Mathew Klickstein: Everyone was willing to talk to me. It was very hard to track most of these people down—most of the actors weren't actors, so it's not like I could call up their publicists. But it almost felt like people were waiting by the phone. "What took you so long?" was a theme that ran throughout all the interviews. Everyone was extremely helpful; they got me pictures, they told me great stories, people were extremely forthright, so that was a lot of fun.
The other part of that, though, is that a lot of the shows were only on for a couple of seasons. Some of the cast members had some great memories and really loved what they did, but a lot of them were very young, and it was a bit of a blur, and it kind of came and went and they moved on with their lives. So the actors were great and a lot of fun to talk to, but the creators and writers and producers had the best stories. They were the adults, they were aware of what was going on, and they were the ones making it happen.
Time Out New York: What are some of the more interesting or weird stories you heard?
Mathew Klickstein: A lot of people got hurt, because there was really no union representation. That was part of the whole "Let's just go and have fun and do it" [attitude]. The downside of that is: With no one paying attention, no one is there to help if someone hurts themselves. The big one that always pops in my head is that Kirk Bailey, who was Ug on Salute Your Shorts, had to jump into some water when he sees his girlfriend across the lake on her boat. Kirk, like a lot of people on these shows, did his own stunts; there was no money for stunt doubles, and there was no time. Even some of the kids sometimes had to do stuff that was kind of dangerous. So Kirk jumps into the water, and it was shallow, and he moved his head so he didn't break his neck, and hit it on his ear. And he popped his eardrum. Those things happen, and that's kind of difficult.
I was also surprised to learn about the difficulties on Rugrats. Arlene Klasky, who was one of the creators of the show, along with her husband, Gabor Csupo, did not get along with the writers. Arlene hated the writing staff, and the writing staff hated Arlene. There were things that people told me where they'd call me back and be like, "Can you actually delete that out of the book?" [Laughs]

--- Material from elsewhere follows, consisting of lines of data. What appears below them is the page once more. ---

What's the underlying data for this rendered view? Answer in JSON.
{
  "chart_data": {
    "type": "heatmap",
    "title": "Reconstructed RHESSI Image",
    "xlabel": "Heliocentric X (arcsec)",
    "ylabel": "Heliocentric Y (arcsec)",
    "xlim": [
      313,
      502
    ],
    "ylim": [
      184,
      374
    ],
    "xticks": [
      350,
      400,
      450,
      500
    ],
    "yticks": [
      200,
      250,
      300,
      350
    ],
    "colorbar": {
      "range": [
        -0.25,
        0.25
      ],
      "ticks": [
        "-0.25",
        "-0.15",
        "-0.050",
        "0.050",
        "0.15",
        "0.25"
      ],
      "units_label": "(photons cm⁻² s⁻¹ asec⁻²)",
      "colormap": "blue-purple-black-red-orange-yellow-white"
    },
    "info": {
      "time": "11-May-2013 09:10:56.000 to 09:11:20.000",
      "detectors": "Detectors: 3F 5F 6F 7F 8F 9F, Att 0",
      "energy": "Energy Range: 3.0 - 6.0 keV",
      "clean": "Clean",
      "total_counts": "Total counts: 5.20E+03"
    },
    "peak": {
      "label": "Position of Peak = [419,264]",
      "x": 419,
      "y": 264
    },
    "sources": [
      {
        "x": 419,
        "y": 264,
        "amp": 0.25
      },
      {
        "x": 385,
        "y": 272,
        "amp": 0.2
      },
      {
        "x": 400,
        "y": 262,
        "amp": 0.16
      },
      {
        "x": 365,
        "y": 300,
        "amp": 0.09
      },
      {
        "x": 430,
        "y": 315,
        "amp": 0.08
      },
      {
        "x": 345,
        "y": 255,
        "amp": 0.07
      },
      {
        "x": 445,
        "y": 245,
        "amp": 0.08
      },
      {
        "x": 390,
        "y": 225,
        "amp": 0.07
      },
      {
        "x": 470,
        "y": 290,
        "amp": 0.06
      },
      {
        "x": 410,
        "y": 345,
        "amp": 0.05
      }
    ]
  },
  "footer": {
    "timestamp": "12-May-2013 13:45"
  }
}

Time Out New York: As a kid when you're watching these shows, you'd never guess that there are arguments or discord going on behind the scenes.
Mathew Klickstein: The people working on these shows are young, frustrated artists who aren't being paid very much, and they're doing a bunch of things at once. You had these very eclectic minds and personalities, and they're being told on some level that they can't say or do certain things, and that repression's building up. As [former Nickelodeon executive] Gerry Laybourne says in the book: If you think these people are saints, you're wrong. They're just as crazy as any artist or writer or anyone. They get frustrated, they get mad, and they need that creative outlet.
Time Out New York: Did this change your view of these shows, or did it deepen your appreciation for that period?
Mathew Klickstein: It definitely bolstered my love of these shows and the people. There were some shows that I learned to respect a lot more that I might not have been into as much when I was younger. I have that extra cinematic aspect about it, where I know what was going on behind the scenes; that made me appreciate it that much more.
Time Out New York: What was your favorite Nick show at the time, and did that change as you were working on the book?
Mathew Klickstein: Every show had something that was really special about it. But The Adventures of Pete & Pete—just everything about it, from the way it was shot to the music and the sound effects and the tone and the costumes. The quotidian boredom that they were able to play with—I really connected with that aspect of it. Before even Seinfeld, it was a show for kids about nothing. Every episode was about the minutiae of life. And then Ren & Stimpy was just nuts. I had a Ren & Stimpy birthday party when I was a kid.